Recently I was invited to Abilene Christian University by Brady Bryce, chaplain at the university and a young scholar of spiritual formation (and Dallas Willard), to lecture at their annual Bible conference. I want to thank Brady (and Anna Perrey, his assistant), and the good folks of the Stone Campbell (or Restoration) Movement for the fellowship and the opportunity once again to be amongst them. I had a wonderful time on their splendid campus. (Their sports teams are now DI so I kept my eye on their football game against Illinois State, where ACU gave a good showing.)
Three major lectures: one on the biblical understanding of love, one on the biblical teaching of church and state, and then a final plenary address on the New Perspective and the Gospel. In addition, I got to speak at a dinner with some preachers who asked me some questions, and then another dinner conversation where I explored Paul’s vision for the church and a faculty luncheon when I spoke about the ethic of Jesus in the context of ethical theories.Moment of embarrassment and apology: I forgot to mention a highlight of this event — being with Randy Harris so much.
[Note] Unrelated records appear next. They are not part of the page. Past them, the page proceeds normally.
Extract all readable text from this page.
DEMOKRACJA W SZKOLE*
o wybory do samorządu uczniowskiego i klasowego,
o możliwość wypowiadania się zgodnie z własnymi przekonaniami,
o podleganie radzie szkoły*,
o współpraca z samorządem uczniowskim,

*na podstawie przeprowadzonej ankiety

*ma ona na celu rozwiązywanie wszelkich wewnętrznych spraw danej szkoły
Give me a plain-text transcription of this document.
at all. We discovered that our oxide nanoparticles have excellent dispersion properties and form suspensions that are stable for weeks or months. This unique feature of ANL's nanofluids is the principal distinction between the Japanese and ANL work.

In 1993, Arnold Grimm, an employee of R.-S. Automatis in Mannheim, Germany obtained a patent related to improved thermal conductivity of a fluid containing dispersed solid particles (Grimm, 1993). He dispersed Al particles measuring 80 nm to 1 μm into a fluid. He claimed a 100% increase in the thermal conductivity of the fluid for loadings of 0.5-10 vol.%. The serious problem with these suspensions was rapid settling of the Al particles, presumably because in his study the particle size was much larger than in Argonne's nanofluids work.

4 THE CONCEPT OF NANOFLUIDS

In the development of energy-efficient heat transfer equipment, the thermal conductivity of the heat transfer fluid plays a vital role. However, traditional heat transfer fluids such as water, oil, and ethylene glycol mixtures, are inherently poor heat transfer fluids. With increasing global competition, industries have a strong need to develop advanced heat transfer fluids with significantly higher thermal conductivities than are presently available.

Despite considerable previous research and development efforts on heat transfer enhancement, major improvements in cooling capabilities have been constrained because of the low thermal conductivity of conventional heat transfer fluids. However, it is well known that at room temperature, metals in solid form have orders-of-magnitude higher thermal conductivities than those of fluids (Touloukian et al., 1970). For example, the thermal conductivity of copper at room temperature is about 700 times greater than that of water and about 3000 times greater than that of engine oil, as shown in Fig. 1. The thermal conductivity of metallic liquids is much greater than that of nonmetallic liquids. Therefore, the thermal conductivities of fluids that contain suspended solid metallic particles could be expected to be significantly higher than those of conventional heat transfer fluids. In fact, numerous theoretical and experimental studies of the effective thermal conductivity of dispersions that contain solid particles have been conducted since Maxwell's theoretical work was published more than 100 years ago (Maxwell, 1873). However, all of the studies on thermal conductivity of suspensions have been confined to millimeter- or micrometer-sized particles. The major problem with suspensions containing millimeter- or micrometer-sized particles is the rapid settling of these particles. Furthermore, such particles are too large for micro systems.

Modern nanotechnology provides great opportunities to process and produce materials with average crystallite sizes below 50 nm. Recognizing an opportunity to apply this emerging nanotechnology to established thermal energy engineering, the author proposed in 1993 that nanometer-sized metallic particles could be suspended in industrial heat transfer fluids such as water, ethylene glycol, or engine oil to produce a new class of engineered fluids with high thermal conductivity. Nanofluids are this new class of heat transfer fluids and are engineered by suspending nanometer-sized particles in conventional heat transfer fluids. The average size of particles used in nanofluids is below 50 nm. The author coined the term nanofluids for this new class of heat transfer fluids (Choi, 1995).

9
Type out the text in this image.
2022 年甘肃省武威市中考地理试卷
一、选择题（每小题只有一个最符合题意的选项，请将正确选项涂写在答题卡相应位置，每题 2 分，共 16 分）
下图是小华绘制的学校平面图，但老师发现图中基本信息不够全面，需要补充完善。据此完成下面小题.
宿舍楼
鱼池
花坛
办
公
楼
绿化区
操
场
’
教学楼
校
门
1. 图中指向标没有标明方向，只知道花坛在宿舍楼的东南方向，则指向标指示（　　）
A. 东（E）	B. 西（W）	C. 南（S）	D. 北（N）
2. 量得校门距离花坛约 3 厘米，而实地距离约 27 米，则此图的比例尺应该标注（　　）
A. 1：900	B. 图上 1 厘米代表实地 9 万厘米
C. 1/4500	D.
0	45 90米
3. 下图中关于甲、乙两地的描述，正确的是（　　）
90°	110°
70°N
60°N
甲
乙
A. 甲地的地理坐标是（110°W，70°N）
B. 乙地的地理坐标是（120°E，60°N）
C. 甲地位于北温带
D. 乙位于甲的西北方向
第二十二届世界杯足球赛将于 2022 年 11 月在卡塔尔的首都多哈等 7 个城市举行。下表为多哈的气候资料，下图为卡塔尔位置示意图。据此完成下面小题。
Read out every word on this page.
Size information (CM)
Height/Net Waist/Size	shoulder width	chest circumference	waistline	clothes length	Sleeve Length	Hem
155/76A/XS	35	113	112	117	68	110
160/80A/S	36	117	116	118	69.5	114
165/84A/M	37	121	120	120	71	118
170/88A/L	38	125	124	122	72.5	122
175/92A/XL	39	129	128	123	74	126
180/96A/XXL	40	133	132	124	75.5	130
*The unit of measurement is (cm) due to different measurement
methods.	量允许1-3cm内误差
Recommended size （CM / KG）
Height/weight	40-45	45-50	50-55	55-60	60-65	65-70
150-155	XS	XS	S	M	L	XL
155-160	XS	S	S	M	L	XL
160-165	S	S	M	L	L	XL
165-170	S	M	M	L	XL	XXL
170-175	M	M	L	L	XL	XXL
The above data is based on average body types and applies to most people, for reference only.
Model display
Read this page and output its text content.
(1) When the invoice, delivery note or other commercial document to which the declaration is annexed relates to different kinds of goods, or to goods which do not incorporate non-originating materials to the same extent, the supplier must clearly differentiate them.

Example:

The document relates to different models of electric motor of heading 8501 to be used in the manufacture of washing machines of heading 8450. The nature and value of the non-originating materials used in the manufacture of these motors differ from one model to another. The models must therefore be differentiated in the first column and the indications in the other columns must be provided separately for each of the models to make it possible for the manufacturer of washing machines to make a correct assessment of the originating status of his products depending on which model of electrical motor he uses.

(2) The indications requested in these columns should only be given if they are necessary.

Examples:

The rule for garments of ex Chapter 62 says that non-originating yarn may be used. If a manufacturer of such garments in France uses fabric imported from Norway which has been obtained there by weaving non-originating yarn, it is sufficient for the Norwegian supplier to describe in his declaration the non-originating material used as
I respect Randy immensely, both for his focus on the ecclesial focus of his university teaching but also the integrity of his Christian life, and I’m sorry I forgot to mention him the first time.
In addition, I got to see some of my good friends, including Jim Martin (about to be VP at Harding Graduate School so we chatted about seminary education), Mike Cope (whose preaching I admire and whose friendship has meant much to me), and Jonathan Storment (a young preacher, and we shared BBQ at Sharon’s and had some good chats about “kingdom work”).
I love the Churches of Christ because they love the Bible, and that means I get to stand next to them on equal footing: we look at the Bible together, and I learn from them and I hope they learn from me. I could mention other names but I got to see Everett Ferguson and his wife again, and I bless that man for all the work he’s done to explain the early church.